Germany has some coverage of the public WiFi network (the U-Bahn in Berlin, some – but only some – hotels, museums, and cafes, for example, offer free WiFi service), however it’s not as developed as in some other European countries like Estonia or Austria. Even those places that do offer public WiFi, usually limit the usage to 1 hour or 30 minutes. This odd behavior is caused by the ruling of the German civic court that holds public providers responsible for the unlawful activities of customers using their Internet connection, like illegal downloads. Here is a map of the WiFi hot spots in Germany.

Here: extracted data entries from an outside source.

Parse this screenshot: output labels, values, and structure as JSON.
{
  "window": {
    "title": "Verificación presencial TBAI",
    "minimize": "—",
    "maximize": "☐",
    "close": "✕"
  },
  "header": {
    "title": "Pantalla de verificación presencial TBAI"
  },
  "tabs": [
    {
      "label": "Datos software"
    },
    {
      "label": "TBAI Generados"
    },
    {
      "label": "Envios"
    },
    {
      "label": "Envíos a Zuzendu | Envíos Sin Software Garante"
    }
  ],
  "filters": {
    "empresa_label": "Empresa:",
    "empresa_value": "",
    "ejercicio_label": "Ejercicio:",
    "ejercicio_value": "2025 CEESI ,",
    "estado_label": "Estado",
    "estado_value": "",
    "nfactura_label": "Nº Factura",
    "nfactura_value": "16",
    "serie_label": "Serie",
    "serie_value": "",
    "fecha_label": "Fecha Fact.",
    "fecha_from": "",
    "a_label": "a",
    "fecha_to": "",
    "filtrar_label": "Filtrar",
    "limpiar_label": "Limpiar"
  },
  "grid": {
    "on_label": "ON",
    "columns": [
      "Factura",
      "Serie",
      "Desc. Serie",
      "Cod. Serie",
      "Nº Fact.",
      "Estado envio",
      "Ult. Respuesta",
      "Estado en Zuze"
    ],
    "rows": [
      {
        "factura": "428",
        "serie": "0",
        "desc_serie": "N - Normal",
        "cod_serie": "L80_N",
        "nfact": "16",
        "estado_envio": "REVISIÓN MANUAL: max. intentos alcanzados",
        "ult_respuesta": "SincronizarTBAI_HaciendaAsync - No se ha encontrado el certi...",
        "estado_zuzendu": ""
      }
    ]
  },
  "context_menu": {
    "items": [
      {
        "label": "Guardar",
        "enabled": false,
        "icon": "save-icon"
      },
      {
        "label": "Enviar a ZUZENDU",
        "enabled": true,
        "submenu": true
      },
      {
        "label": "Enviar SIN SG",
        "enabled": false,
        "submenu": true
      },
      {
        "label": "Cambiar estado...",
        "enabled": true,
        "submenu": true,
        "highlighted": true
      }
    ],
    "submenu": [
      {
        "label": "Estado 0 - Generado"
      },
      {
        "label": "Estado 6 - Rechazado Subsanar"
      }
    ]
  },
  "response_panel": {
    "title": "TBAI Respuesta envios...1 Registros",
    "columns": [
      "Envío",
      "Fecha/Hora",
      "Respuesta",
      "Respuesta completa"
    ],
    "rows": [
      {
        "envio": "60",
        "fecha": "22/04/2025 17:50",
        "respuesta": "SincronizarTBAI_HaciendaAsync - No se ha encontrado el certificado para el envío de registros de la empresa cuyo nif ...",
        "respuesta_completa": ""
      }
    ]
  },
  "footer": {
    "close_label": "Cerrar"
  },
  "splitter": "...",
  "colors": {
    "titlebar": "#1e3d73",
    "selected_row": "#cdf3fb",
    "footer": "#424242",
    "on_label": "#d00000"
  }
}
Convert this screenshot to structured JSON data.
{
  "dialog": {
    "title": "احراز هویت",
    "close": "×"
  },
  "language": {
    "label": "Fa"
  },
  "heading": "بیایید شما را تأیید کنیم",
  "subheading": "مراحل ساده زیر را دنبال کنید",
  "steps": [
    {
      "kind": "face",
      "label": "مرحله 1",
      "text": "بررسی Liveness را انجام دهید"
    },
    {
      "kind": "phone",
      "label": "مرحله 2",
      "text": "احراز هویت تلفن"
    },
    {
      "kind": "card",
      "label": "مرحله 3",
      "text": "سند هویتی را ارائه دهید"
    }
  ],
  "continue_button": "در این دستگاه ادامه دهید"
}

To make sure to always stay connected to the Internet, you have a couple options:
Buy a portable WiFi device, like Skyroam Solis or Huawei MiFi. These devices can have multiple phones connected to them (and sometimes double up as charges), they also work in a lot of countries in the world, including Germany.
Buy a prepaid German SIM-card. You would usually have to put in your address when buying a SIM-card: you can use the address of the hotel you’re staying at. There are a ton of great value prepaid sim packages out there, even grocery stores like Aldi and Lidl sell these SIM-cards, so feel free to shop around. The operators usually have similar data plans. O2, for example, offer the following flat internet data packages:
Internet-Flat data packages lasts 30 days, UMTS/HSDPA will be used up to a specified data-limit, after reaching that limit you are downgraded to GPRS/EDGE. You can buy the SIM-card at any O2 store in Germany.